Micheel’s wife, Stephanie, is with him this week, as are the couple’s two children, his father and his in-laws. The family planned to take a photo at the plaque on the 18th hole that commemorates his shot.
“My 9-year-old and 6-year-old, they’re not really sure why I want to get all these pictures made, but it’s for me,” he said. “So I’m anxious to kind of show them kind of where I had one piece of history, I guess.”
In that moment, Micheel was on the top of the professional golfing world. He finished atop a field stacked with the world’s best players, and did so by shooting 4-under 276 on a brutally difficult course.
Since then, he’s fallen to one of the lowest rungs on the professional ladder, as a non-exempt player on the Web.com Tour.
“I guess had you told me that when I hoisted that trophy on Sunday night and I went back to my hotel, if somebody had whispered in my ear that you’re going to become a non-exempt player on the Tour and you’re going to be a non-exempt player on the Web.com Tour, I would have told you you were crazy,” Micheel said. “Or thought I was dead or retired. It’s been frustrating.”
Micheel’s fall from grace started in 2005. He withdrew from the Honda Classic, because as he says, “I just didn’t want to be out there. I was just tired. I didn’t know what in the world was wrong with me.”
Micheel even went so far as to be tested for bipolar disorder before learning that he had low testosterone levels. In 2008, he underwent shoulder surgery, which he tried to rush back from.
“I just don’t swing like I used to,” he said. “My form just doesn’t function the way that I need it to. Nobody gives you any free rides out here. You have to earn everything that you get. So I came back too early. I do regret that.”
Micheel also is the first to admit his mental approach to the game has not always been as sharp as it needed to be. He had a solid year in 2010 with three top-five finishes, but played with a heavy heart, as his mother, Donna, was suffering from lung cancer. She died on Oct. 21 of that year.
“In the last couple years I just don’t think I’ve worked hard enough for it,” he said. “I started 2011, I just didn’t have anything. I didn’t have the drive. I just felt like I had played so hard for her that I just didn’t have anybody to play for. I was sick of playing for myself, because that’s what I had been doing for 20 years. … I’m just beat up, is how I would say it.”
At the other end of the spectrum is Woods, the world’s No. 1 player and owner of 14 major championships. The two have seemingly nothing in common, except that their names are on the Wanamaker Trophy.
“He’s going to go down in history as a major championship winner. That just puts you automatically into another category,” Woods said. “These are the biggest events with the most pressure, the best fields on the most difficult courses. On top of that, hell, he hit one of the greatest shots you’ve ever seen on 18 to finish it off.”
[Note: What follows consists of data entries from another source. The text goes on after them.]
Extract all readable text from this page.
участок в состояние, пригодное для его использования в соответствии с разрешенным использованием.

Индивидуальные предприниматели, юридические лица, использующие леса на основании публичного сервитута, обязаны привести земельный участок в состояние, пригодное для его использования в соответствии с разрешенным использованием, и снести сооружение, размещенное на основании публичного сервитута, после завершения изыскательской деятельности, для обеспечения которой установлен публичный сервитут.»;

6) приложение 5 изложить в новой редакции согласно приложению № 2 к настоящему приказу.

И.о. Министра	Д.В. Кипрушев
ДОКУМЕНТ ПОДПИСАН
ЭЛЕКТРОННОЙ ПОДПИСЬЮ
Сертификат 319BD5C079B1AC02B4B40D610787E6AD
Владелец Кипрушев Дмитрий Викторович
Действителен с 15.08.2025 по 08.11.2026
Fans here haven’t let Micheel forget it.
“It’s always nice when you’re supported, especially the way things have gone in the last couple years. People haven’t forgotten me, and it’s very much appreciated,” he said. “I enjoy sharing my story and sharing my emotions about that particular day. I played well. I think that last shot kind of solidified the fact that I could do it, and I know I haven’t done it since, and there’s been, I guess, maybe part of me that wishes I would have bowed out a few years ago. But I relive that moment a lot, I really do.”
Micheel dropped a ball at the plaque during a practice round Sunday, and knew he couldn’t get a 7-iron to the green. He planned on hitting a 6-iron, but was convinced by a couple spectators to hit the 7-iron.
It came up 10 yards short of the green.
“I didn’t really want to do it,” he said. “It really was kind of a once-in-a-lifetime shot.”